TURKANA, Kenya – Kenya has revived hopes of becoming an oil-producing nation after the government approved the long-delayed Field Development Plan (FDP) for the South Lokichar Basin, paving the way for the country’s first commercial production.
Energy and Petroleum Cabinet Secretary Opiyo Wandayi said the approval represents a “historic milestone” in Kenya’s pursuit of a modern and globally competitive economy.
“Today, I signed the instruments required for submission of the approved FDP to Parliament for ratification, in accordance with Article 71 of the Constitution and Section 31 of the Petroleum Act,” Wandayi announced in Nairobi.
This marks the first time an oil development plan in Kenya has progressed to the parliamentary stage — a major step that shifts the country from exploration to development and ultimately to production.
A Project Held Back for a Decade
The Lokichar project has struggled for over a decade, with regulatory delays and investor uncertainty pushing key partners out.
In April, Tullow Oil PLC exited the venture entirely, selling its Kenyan assets to Gulf Energy Ltd for at least $120 million.

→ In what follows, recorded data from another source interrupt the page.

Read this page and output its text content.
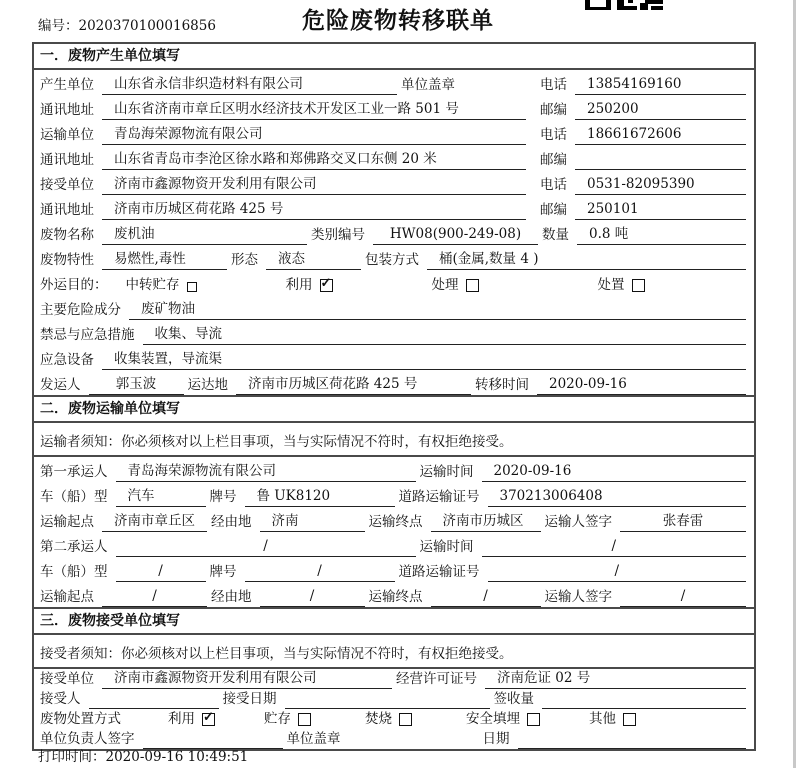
编号：2020370100016856	危险废物转移联单
一．废物产生单位填写
产生单位	山东省永信非织造材料有限公司	单位盖章	电话	13854169160
通讯地址	山东省济南市章丘区明水经济技术开发区工业一路 501 号	邮编	250200
运输单位	青岛海荣源物流有限公司	电话	18661672606
通讯地址	山东省青岛市李沧区徐水路和郑佛路交叉口东侧 20 米	邮编
接受单位	济南市鑫源物资开发利用有限公司	电话	0531-82095390
通讯地址	济南市历城区荷花路 425 号	邮编	250101
废物名称	废机油	类别编号	HW08(900-249-08)	数量	0.8 吨
废物特性	易燃性,毒性	形态	液态	包装方式	桶(金属,数量 4 )
外运目的： 中转贮存	利用 ✓	处理	处置
主要危险成分	废矿物油
禁忌与应急措施	收集、导流
应急设备	收集装置，导流渠
发运人	郭玉波	运达地	济南市历城区荷花路 425 号	转移时间	2020-09-16
二．废物运输单位填写
运输者须知：你必须核对以上栏目事项，当与实际情况不符时，有权拒绝接受。
第一承运人	青岛海荣源物流有限公司	运输时间	2020-09-16
车（船）型	汽车	牌号	鲁 UK8120	道路运输证号	370213006408
运输起点	济南市章丘区	经由地	济南	运输终点	济南市历城区	运输人签字	张春雷
第二承运人	/	运输时间	/
车（船）型	/	牌号	/	道路运输证号	/
运输起点	/	经由地	/	运输终点	/	运输人签字	/
三．废物接受单位填写
接受者须知：你必须核对以上栏目事项，当与实际情况不符时，有权拒绝接受。
接受单位	济南市鑫源物资开发利用有限公司	经营许可证号	济南危证 02 号
接受人	接受日期	签收量
废物处置方式	利用 ✓	贮存	焚烧	安全填埋	其他
单位负责人签字	单位盖章	日期
打印时间：2020-09-16 10:49:51
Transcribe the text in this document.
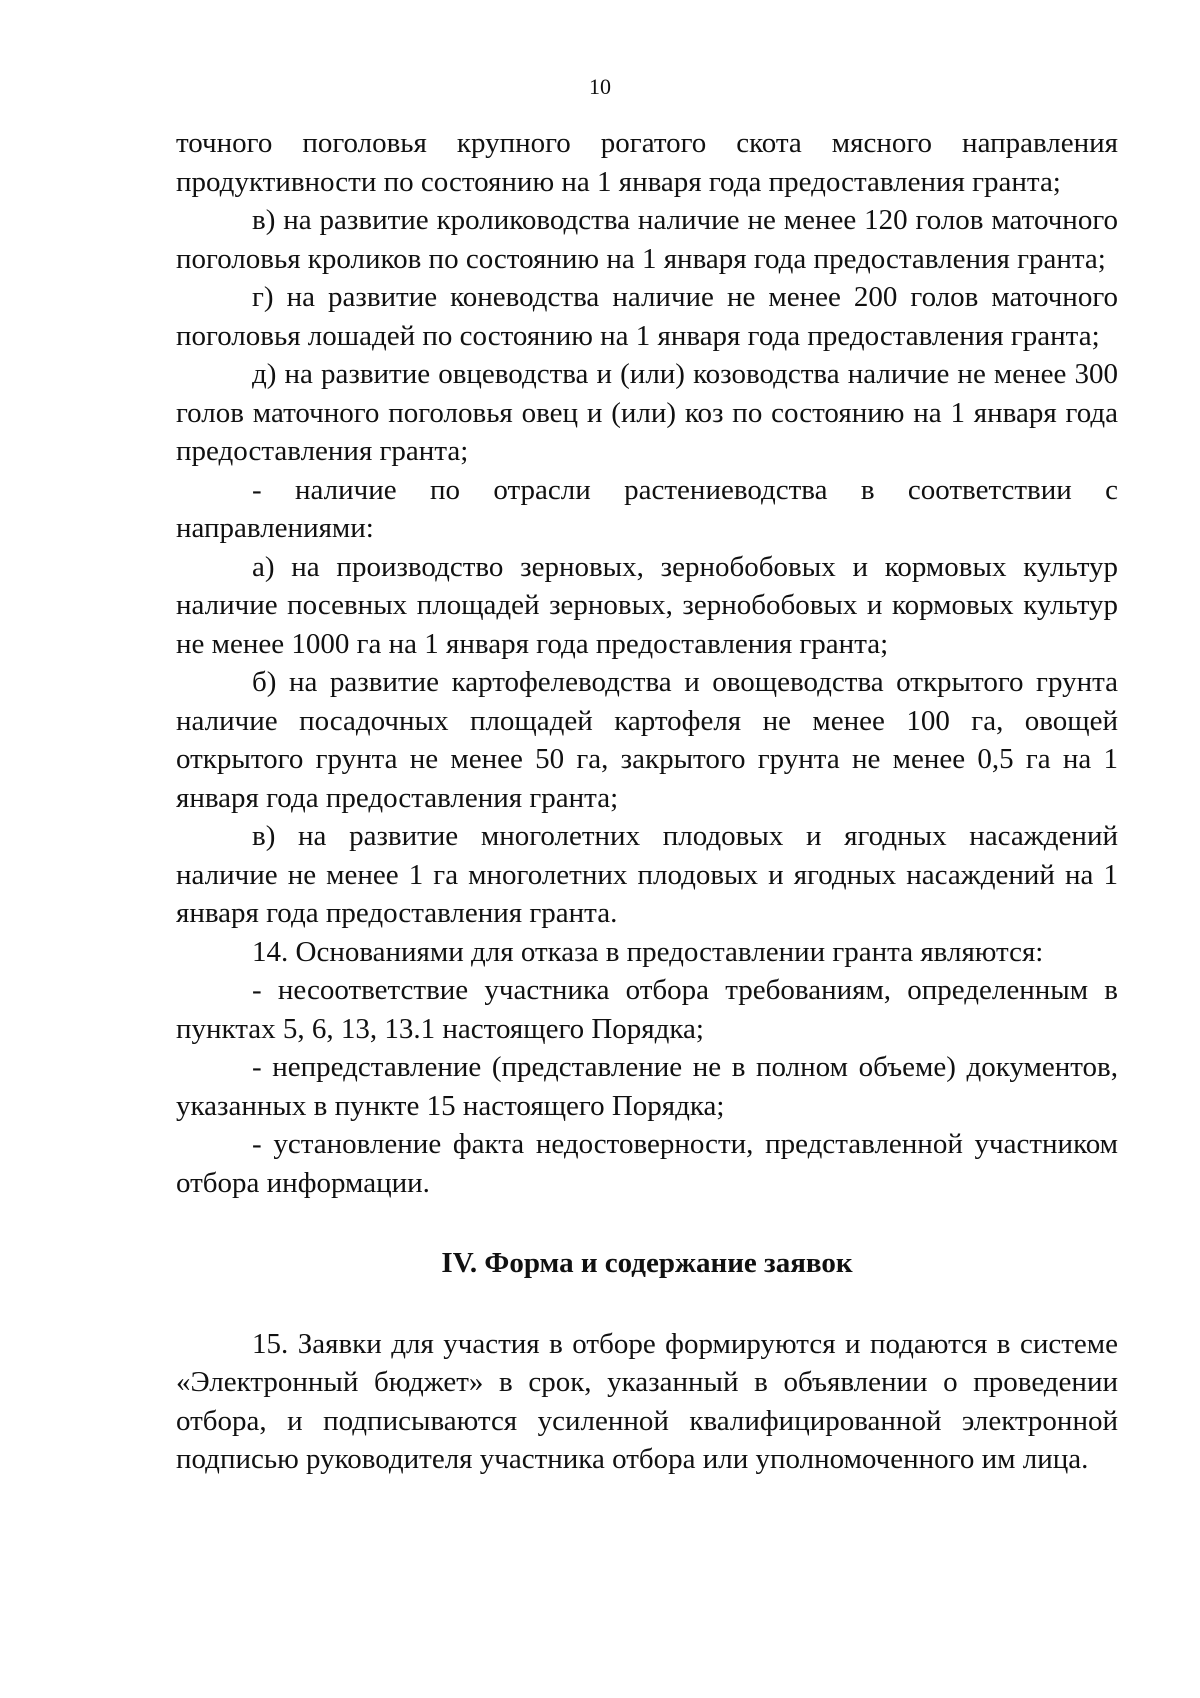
10

точного поголовья крупного рогатого скота мясного направления продуктивности по состоянию на 1 января года предоставления гранта;

в) на развитие кролиководства наличие не менее 120 голов маточного поголовья кроликов по состоянию на 1 января года предоставления гранта;

г) на развитие коневодства наличие не менее 200 голов маточного поголовья лошадей по состоянию на 1 января года предоставления гранта;

д) на развитие овцеводства и (или) козоводства наличие не менее 300 голов маточного поголовья овец и (или) коз по состоянию на 1 января года предоставления гранта;

- наличие по отрасли растениеводства в соответствии с направлениями:

а) на производство зерновых, зернобобовых и кормовых культур наличие посевных площадей зерновых, зернобобовых и кормовых культур не менее 1000 га на 1 января года предоставления гранта;

б) на развитие картофелеводства и овощеводства открытого грунта наличие посадочных площадей картофеля не менее 100 га, овощей открытого грунта не менее 50 га, закрытого грунта не менее 0,5 га на 1 января года предоставления гранта;

в) на развитие многолетних плодовых и ягодных насаждений наличие не менее 1 га многолетних плодовых и ягодных насаждений на 1 января года предоставления гранта.

14. Основаниями для отказа в предоставлении гранта являются:

- несоответствие участника отбора требованиям, определенным в пунктах 5, 6, 13, 13.1 настоящего Порядка;

- непредставление (представление не в полном объеме) документов, указанных в пункте 15 настоящего Порядка;

- установление факта недостоверности, представленной участником отбора информации.

IV. Форма и содержание заявок

15. Заявки для участия в отборе формируются и подаются в системе «Электронный бюджет» в срок, указанный в объявлении о проведении отбора, и подписываются усиленной квалифицированной электронной подписью руководителя участника отбора или уполномоченного им лица.
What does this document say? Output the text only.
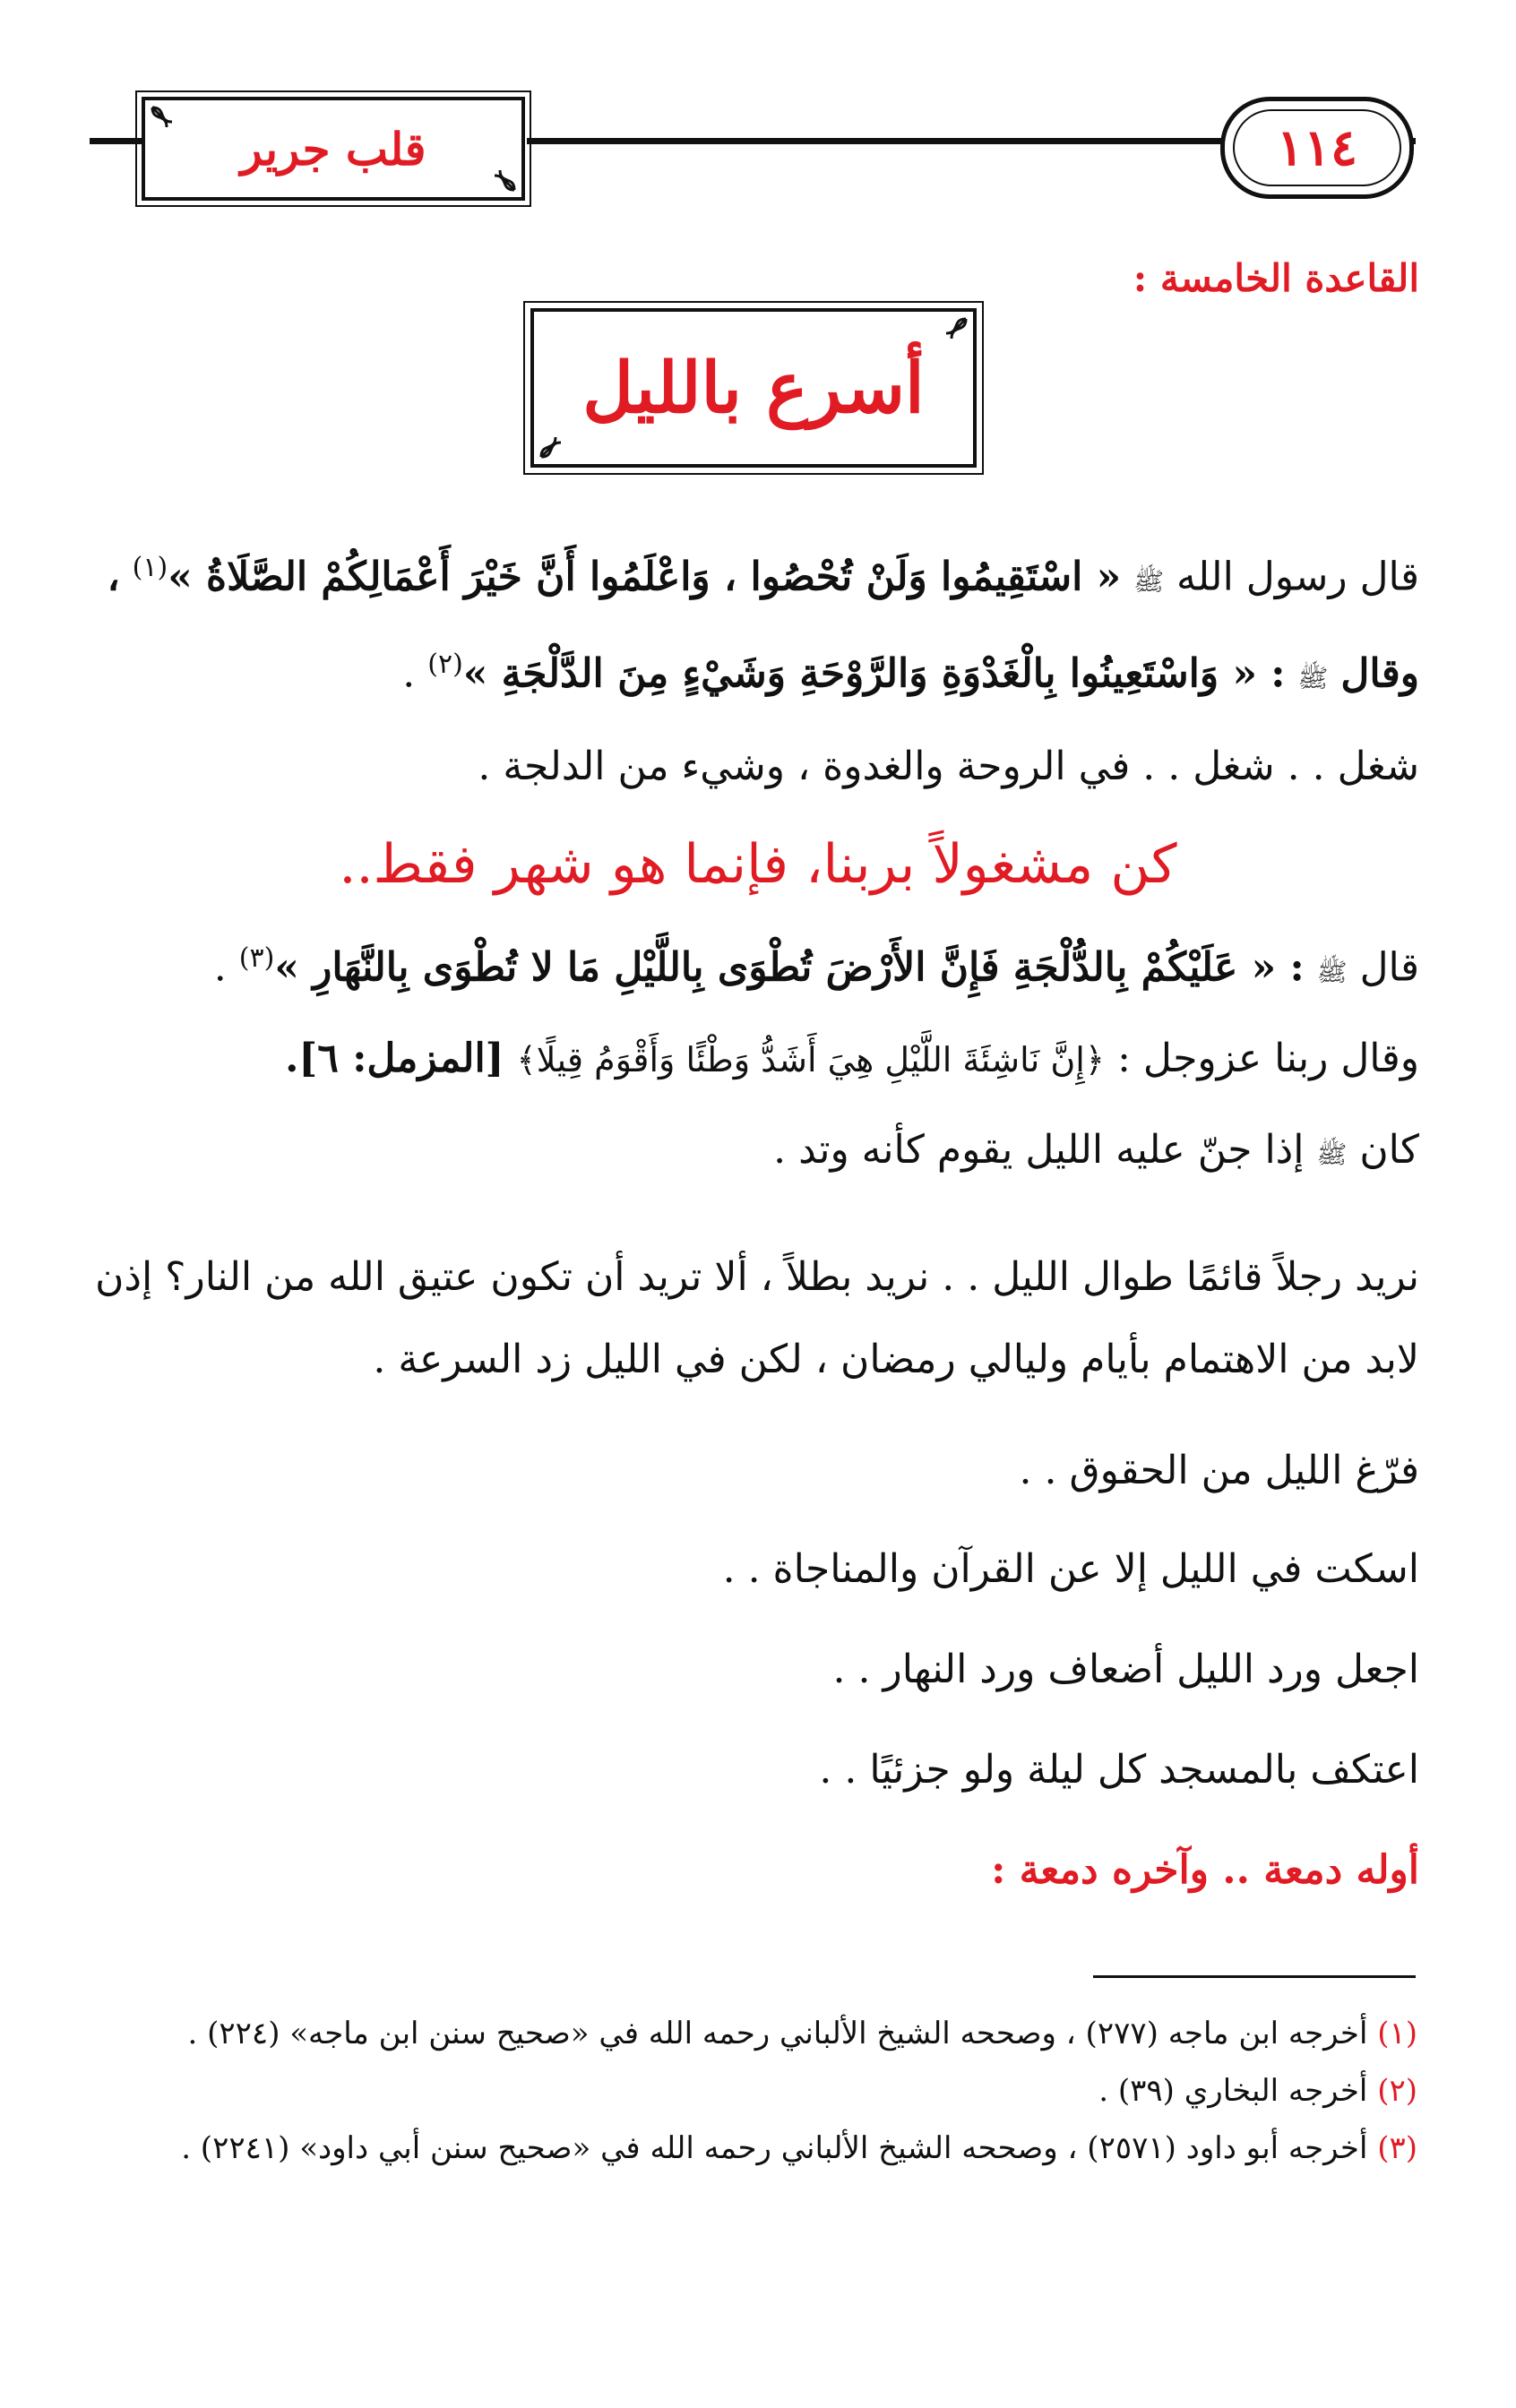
قلب جرير	١١٤
القاعدة الخامسة :
أسرع بالليل
قال رسول الله ﷺ « اسْتَقِيمُوا وَلَنْ تُحْصُوا ، وَاعْلَمُوا أَنَّ خَيْرَ أَعْمَالِكُمْ الصَّلَاةُ »$^{(١)}$ ، وقال ﷺ : « وَاسْتَعِينُوا بِالْغَدْوَةِ وَالرَّوْحَةِ وَشَيْءٍ مِنَ الدَّلْجَةِ »$^{(٢)}$ .
شغل . . شغل . . في الروحة والغدوة ، وشيء من الدلجة .
كن مشغولاً بربنا، فإنما هو شهر فقط..
قال ﷺ : « عَلَيْكُمْ بِالدُّلْجَةِ فَإِنَّ الأَرْضَ تُطْوَى بِاللَّيْلِ مَا لا تُطْوَى بِالنَّهَارِ »$^{(٣)}$ .
وقال ربنا عزوجل : ﴿إِنَّ نَاشِئَةَ اللَّيْلِ هِيَ أَشَدُّ وَطْئًا وَأَقْوَمُ قِيلًا﴾ [المزمل: ٦].
كان ﷺ إذا جنّ عليه الليل يقوم كأنه وتد .
نريد رجلاً قائمًا طوال الليل . . نريد بطلاً ، ألا تريد أن تكون عتيق الله من النار؟ إذن لابد من الاهتمام بأيام وليالي رمضان ، لكن في الليل زد السرعة .
فرّغ الليل من الحقوق . .
اسكت في الليل إلا عن القرآن والمناجاة . .
اجعل ورد الليل أضعاف ورد النهار . .
اعتكف بالمسجد كل ليلة ولو جزئيًا . .
أوله دمعة .. وآخره دمعة :
(١) أخرجه ابن ماجه (٢٧٧) ، وصححه الشيخ الألباني رحمه الله في «صحيح سنن ابن ماجه» (٢٢٤) .
(٢) أخرجه البخاري (٣٩) .
(٣) أخرجه أبو داود (٢٥٧١) ، وصححه الشيخ الألباني رحمه الله في «صحيح سنن أبي داود» (٢٢٤١) .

The exit followed years of stalled negotiations and shifting timelines.
The newly approved FDP was submitted by Gulf Energy E&P BV (GE), the licensed contractor for Blocks T6 and T7.
It details how six oil discoveries in the South Lokichar area will be developed and how additional appraisal will maximise resource recovery.
Under the plan, the project will be rolled out in phases, starting with the largest and most technically mature reservoirs.
Full development is projected to require about $6.1 billion (Sh793 billion) in investment, with estimated recoverable reserves of 326 million stock-tank barrels over the 25-year contract period.
Phase 1 aims to produce 20,000 barrels of oil per day, ramping up to 50,000 barrels per day in Phase 2.
The contractor is targeting First Oil by December 2026 and full ramp-up by 2032.
Economic Boost for Northern Kenya and the Country
Wandayi said the project will deliver broad economic benefits — from job creation and local procurement to new investments and long-term business activity, particularly in Turkana and West Pokot.
“Communities will benefit directly through employment, procurement opportunities, skills development, and social investments,” he said.
Nationally, the government projects that South Lokichar could help diversify Kenya’s economy, improve its balance of payments, and attract more global capital.
“This is the biggest private sector–driven upstream petroleum investment in recent years,” Wandayi said. “Successful execution will signal to the world that Kenya is ready for large-scale, high-value industrial investments.”
The ministry also emphasized that local content will be prioritised throughout implementation, with GE expected to hire locally, build capacity and deepen community involvement.
Beyond Lokichar, the government is preparing to open additional exploration blocks through licensing rounds and direct negotiations.
It is also inviting investment in seismic data reprocessing, acquisition and interpretation under the multi-client framework.
Wandayi assured that the state remains committed to transparency, competitiveness and sustainability as Kenya advances its petroleum sector.